Respect their nature.

Do you realize that your 600 kilogram animal is a herd-bound mammal with strong flight instincts? The more you learn about the psyche of the horse, the better rider you will become. As your sensitivity to his emotional needs strengthens, his willingness to perform will only grow. Something as simple as daily turnout with other horses can contribute to a more consistent result since your horse has an outlet for energy and time to ‘just be’.

Remember what they give you.

How many times have you blamed poor performance on your mount? Have you ever tried an exercise 99 times, only to finally feel like ‘he got it’ on the 100th try? Take a step back and evaluate how you could get better too, after all the daily ‘training’ is for both parties and you are 100% responsible for how you treat your horse. He is kind enough to carry you around day after day and will appreciate your efforts to reciprocate.

Put their physical needs before your emotional ones.

Do not compete your horse if you suspect he might be off. Do not upgrade the bit because you cannot yet achieve the connection you desire. Do not work your horse into the ground just to earn the next ‘notch’ on your proverbial equestrian belt. Do not force a horse into a discipline which he is completely and obviously unsuitable for. Do things for your partner that you know he will desire and you are much more likely to be satisfied with the result.

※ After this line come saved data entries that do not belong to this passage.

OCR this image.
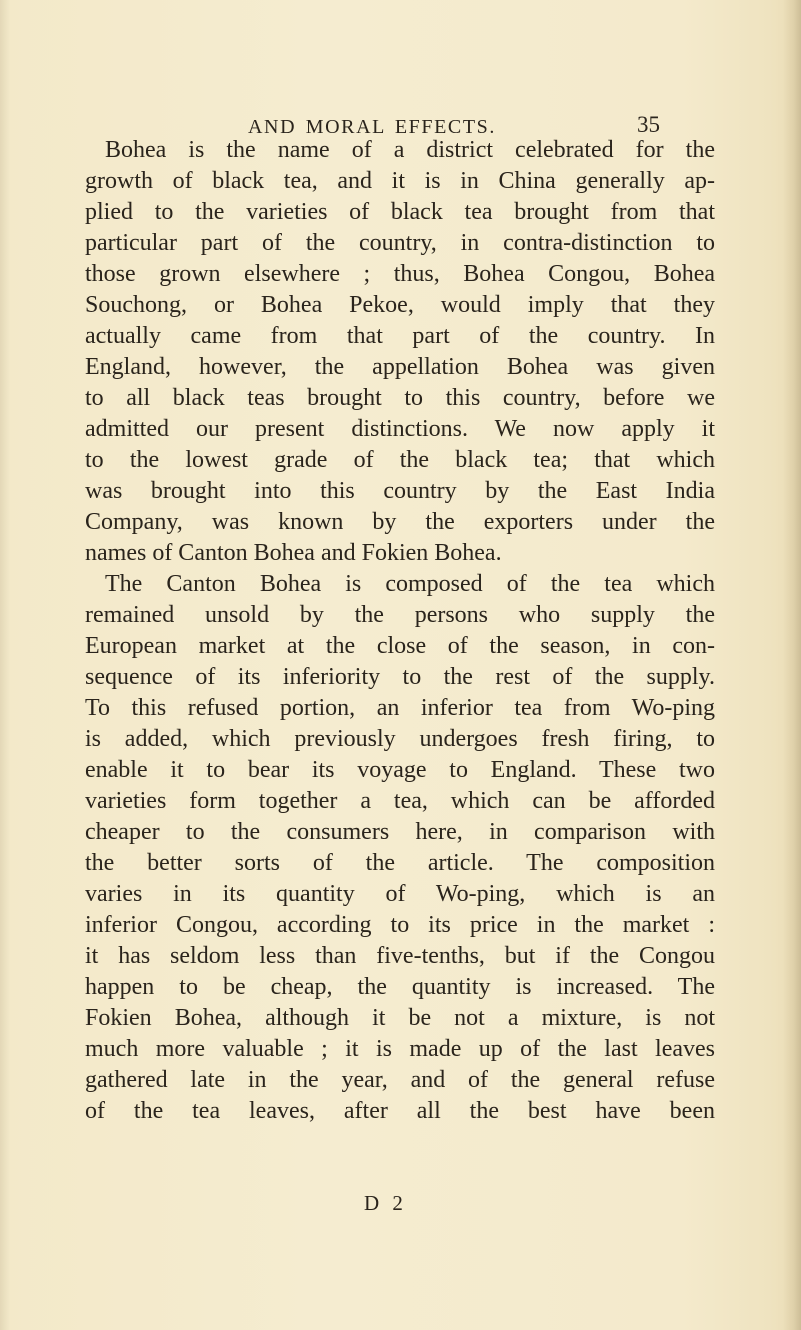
AND MORAL EFFECTS.	35
Bohea is the name of a district celebrated for the
growth of black tea, and it is in China generally ap-
plied to the varieties of black tea brought from that
particular part of the country, in contra-distinction to
those grown elsewhere ; thus, Bohea Congou, Bohea
Souchong, or Bohea Pekoe, would imply that they
actually came from that part of the country. In
England, however, the appellation Bohea was given
to all black teas brought to this country, before we
admitted our present distinctions. We now apply it
to the lowest grade of the black tea; that which
was brought into this country by the East India
Company, was known by the exporters under the
names of Canton Bohea and Fokien Bohea.
The Canton Bohea is composed of the tea which
remained unsold by the persons who supply the
European market at the close of the season, in con-
sequence of its inferiority to the rest of the supply.
To this refused portion, an inferior tea from Wo-ping
is added, which previously undergoes fresh firing, to
enable it to bear its voyage to England. These two
varieties form together a tea, which can be afforded
cheaper to the consumers here, in comparison with
the better sorts of the article. The composition
varies in its quantity of Wo-ping, which is an
inferior Congou, according to its price in the market :
it has seldom less than five-tenths, but if the Congou
happen to be cheap, the quantity is increased. The
Fokien Bohea, although it be not a mixture, is not
much more valuable ; it is made up of the last leaves
gathered late in the year, and of the general refuse
of the tea leaves, after all the best have been
D 2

Be honest with yourself; and don’t forget circumstantial and external factors which you absolutely cannot control. Prioritize any changes you’d like to make by fairly assessing what resources are available to you and request the help of a knowledgeable horseperson when needed. Every informed decision you make to improve life for your horse will reward your riding development in ways that cannot be measured. Nobody is perfect and of course we do our best, but in order to achieve new success you have to challenge yourself to be even better – every day. Your horse will thank you, I promise!